El poeta e historiador Juan Colón
La mujer no escapó a la maquinaria represiva. Fue perseguida y sometida a torturas después de la ejecución.
Otra de las voces que dejó testimonio de aquellos días fue Olga Despradelesposa de Pedro Livio Cedeñouno de los participantes directos en la emboscada contra Trujillo. En sus historias explicó los motivos que llevaron a su marido a involucrarse en la conspiración.
Según recordó, Pedro Livio le dijo que actuaba para que sus hijos pudieran vivir libremente en República Dominicana.
Pero la libertad que buscaban tuvo un alto costo. Olga también narró las torturas, persecuciones y consecuencias que enfrentaron las familias de los verdugos tras la muerte del dictador.

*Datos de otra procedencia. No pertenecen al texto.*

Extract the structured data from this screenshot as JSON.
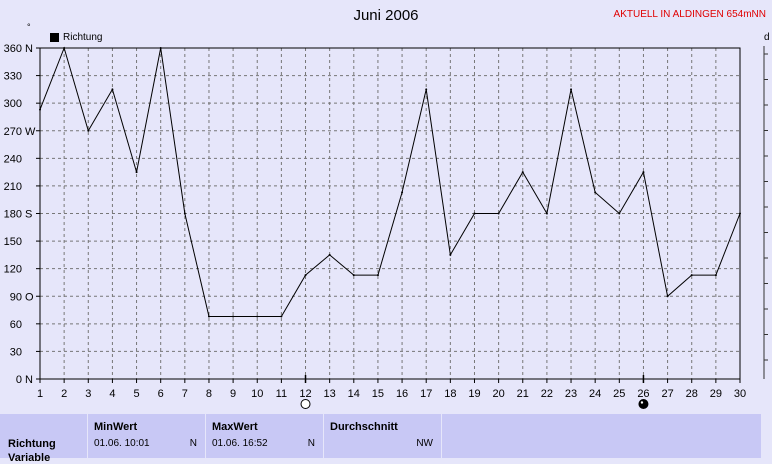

La represión también afectó a la familia De la maza, uno de los más comprometidos en la lucha contra la tiranía. Aída Michel, esposa de Antonio de la Maza e Hilda Tactuk, esposa de Ernesto de la Maza, Se encuentran entre las mujeres cuyas experiencias han sido documentadas.
Antonio de la Maza fue uno de los principales ejecutores de la trama y falleció el 4 de junio de 1961 a manos de agentes del régimen. Tras su asesinato, la familia quedó entre las más castigadas por la persecución desatada por Ramfis Trujillo.
Hilda Tactuk incluso recordó una frase atribuida a Antonio de la Maza que reflejaba la determinación de quienes conspiraron contra la dictadura: “Había que acabar con esa piedra como fuera”.
Pero la historia de las mujeres vinculadas a la resistencia va más allá de las esposas de los verdugos.
Tomasina Cabral, Conocida como Sina Cabral e integrante del Movimiento 14 de Junio, figura entre las figuras femeninas más castigadas por la dictadura. Colón señala que fue encarcelada y torturada, y que existen numerosos documentos que registran su participación en la lucha contra el régimen.
Según los registros históricos citados por el historiador, Sina Cabral fue una de las primeras mujeres trasladadas a La 40, uno de los centros de detención y tortura más temidos de la época.
También destaca Dulce Tejada, miembro de la Movimiento 14 de Junio. Según Colón, en su casa se fabricaban las bombas utilizadas por la resistencia clandestina.
Sus actividades políticas también la convirtieron en blanco de persecución por parte del régimen, que acabó encarcelándola.